Smoking is the biggest culprit. The chemicals in tobacco slow healing and contaminate the wound, while the sucking motion can physically pull the clot out. Drinking through a straw creates the same suction problem. Rinsing, spitting forcefully, or brushing near the extraction site in the first 24 hours can also disturb the clot before it has time to stabilize.
Aftercare That Matters
For the first 24 hours, stick to cold, soft foods: yogurt, ice cream, pudding, cottage cheese, or similar textures. Cold drinks are fine, but avoid anything hot, as heat increases blood flow to the area and can restart bleeding. After the first day, you can move to warm soft foods like mashed potatoes, scrambled eggs, soups, and soft pasta. Hard or crunchy foods like chips, popcorn, pizza, and bagels should wait until the socket has had time to heal.
The 24-hour rule covers several restrictions at once: no smoking, no rinsing, no spitting, no brushing near the site, no straws. If you received any sedation beyond local anesthesia, you shouldn’t drive for 24 hours either.
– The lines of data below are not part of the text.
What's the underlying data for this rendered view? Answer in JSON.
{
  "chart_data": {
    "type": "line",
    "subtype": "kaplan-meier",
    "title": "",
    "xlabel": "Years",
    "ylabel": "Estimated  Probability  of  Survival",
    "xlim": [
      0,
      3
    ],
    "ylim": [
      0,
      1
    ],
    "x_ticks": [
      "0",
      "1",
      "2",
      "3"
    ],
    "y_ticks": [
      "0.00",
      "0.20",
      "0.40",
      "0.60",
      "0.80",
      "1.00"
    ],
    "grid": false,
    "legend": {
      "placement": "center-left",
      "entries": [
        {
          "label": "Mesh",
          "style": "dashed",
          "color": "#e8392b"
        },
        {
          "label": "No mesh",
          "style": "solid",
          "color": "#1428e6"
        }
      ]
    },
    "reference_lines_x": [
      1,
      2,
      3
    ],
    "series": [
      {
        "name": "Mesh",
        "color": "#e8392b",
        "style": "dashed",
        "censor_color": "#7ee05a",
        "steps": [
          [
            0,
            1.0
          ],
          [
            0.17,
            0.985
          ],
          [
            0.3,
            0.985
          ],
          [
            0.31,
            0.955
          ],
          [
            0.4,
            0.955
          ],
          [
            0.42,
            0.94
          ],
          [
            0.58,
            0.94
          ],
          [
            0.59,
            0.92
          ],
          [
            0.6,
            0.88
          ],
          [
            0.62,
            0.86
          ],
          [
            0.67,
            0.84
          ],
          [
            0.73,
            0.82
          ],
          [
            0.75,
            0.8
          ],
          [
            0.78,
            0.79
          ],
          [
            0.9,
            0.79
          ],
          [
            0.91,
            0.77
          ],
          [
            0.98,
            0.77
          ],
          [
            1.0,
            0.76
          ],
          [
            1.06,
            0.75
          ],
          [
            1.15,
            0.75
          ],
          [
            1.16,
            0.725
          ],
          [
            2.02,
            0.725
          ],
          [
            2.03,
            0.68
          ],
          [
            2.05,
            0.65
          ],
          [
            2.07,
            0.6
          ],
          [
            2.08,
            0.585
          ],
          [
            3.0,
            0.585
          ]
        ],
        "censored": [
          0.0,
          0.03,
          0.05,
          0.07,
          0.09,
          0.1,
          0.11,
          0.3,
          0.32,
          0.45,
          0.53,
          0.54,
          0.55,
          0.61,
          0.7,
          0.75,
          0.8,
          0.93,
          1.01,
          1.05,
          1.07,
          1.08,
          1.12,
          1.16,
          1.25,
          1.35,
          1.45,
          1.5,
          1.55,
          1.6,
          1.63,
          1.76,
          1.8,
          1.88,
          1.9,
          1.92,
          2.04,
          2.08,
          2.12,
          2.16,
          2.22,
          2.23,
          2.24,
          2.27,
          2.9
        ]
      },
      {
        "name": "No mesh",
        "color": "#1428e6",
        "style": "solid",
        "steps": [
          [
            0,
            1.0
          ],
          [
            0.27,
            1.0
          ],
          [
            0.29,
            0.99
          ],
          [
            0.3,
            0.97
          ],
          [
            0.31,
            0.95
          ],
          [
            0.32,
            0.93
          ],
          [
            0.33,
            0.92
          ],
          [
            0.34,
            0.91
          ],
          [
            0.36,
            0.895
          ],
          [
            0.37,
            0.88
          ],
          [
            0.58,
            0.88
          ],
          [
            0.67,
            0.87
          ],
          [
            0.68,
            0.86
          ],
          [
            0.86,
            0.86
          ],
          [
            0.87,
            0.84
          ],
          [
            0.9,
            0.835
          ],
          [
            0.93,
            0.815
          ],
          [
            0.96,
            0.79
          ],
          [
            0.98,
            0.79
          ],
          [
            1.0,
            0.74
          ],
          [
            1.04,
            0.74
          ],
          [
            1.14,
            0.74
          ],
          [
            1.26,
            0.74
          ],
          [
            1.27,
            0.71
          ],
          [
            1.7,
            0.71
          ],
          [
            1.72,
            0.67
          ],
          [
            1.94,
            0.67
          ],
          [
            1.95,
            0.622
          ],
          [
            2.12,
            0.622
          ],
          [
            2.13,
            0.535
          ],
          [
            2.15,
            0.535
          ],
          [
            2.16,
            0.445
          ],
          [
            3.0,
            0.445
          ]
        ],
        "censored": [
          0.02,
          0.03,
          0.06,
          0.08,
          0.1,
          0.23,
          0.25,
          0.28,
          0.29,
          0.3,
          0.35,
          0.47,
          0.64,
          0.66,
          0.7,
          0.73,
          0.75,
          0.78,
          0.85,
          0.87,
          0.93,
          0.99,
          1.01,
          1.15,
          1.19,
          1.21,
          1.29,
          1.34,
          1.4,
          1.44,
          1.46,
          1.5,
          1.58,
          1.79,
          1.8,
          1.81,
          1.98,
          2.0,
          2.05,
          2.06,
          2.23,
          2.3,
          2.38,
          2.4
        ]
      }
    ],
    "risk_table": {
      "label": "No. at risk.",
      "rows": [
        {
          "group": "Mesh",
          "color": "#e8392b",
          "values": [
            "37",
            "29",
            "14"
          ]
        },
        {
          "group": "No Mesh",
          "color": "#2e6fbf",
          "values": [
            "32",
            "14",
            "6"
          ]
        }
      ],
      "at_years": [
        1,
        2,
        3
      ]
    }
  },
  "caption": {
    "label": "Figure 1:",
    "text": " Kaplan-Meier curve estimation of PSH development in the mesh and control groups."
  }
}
Managing Pain After Extraction
Over-the-counter pain relievers handle post-extraction discomfort effectively for most people. Taking ibuprofen and acetaminophen together works better than either one alone. A Cochrane review found high-quality evidence that the combination is superior to either drug individually, likely because they reduce pain through different mechanisms. A typical effective combination is 400 mg of ibuprofen with 500 to 1,000 mg of acetaminophen. Alternating them on a schedule rather than waiting for pain to build keeps discomfort more manageable.
What It Costs
The national average for a simple tooth extraction in 2024 is $177, with most people paying somewhere between $137 and $335 before insurance. Costs vary by location, the specific tooth, and the dentist’s practice. Dental insurance typically covers a portion of medically necessary extractions, which can bring the out-of-pocket cost down considerably. If you don’t have insurance, many dental offices offer payment plans or accept financing options.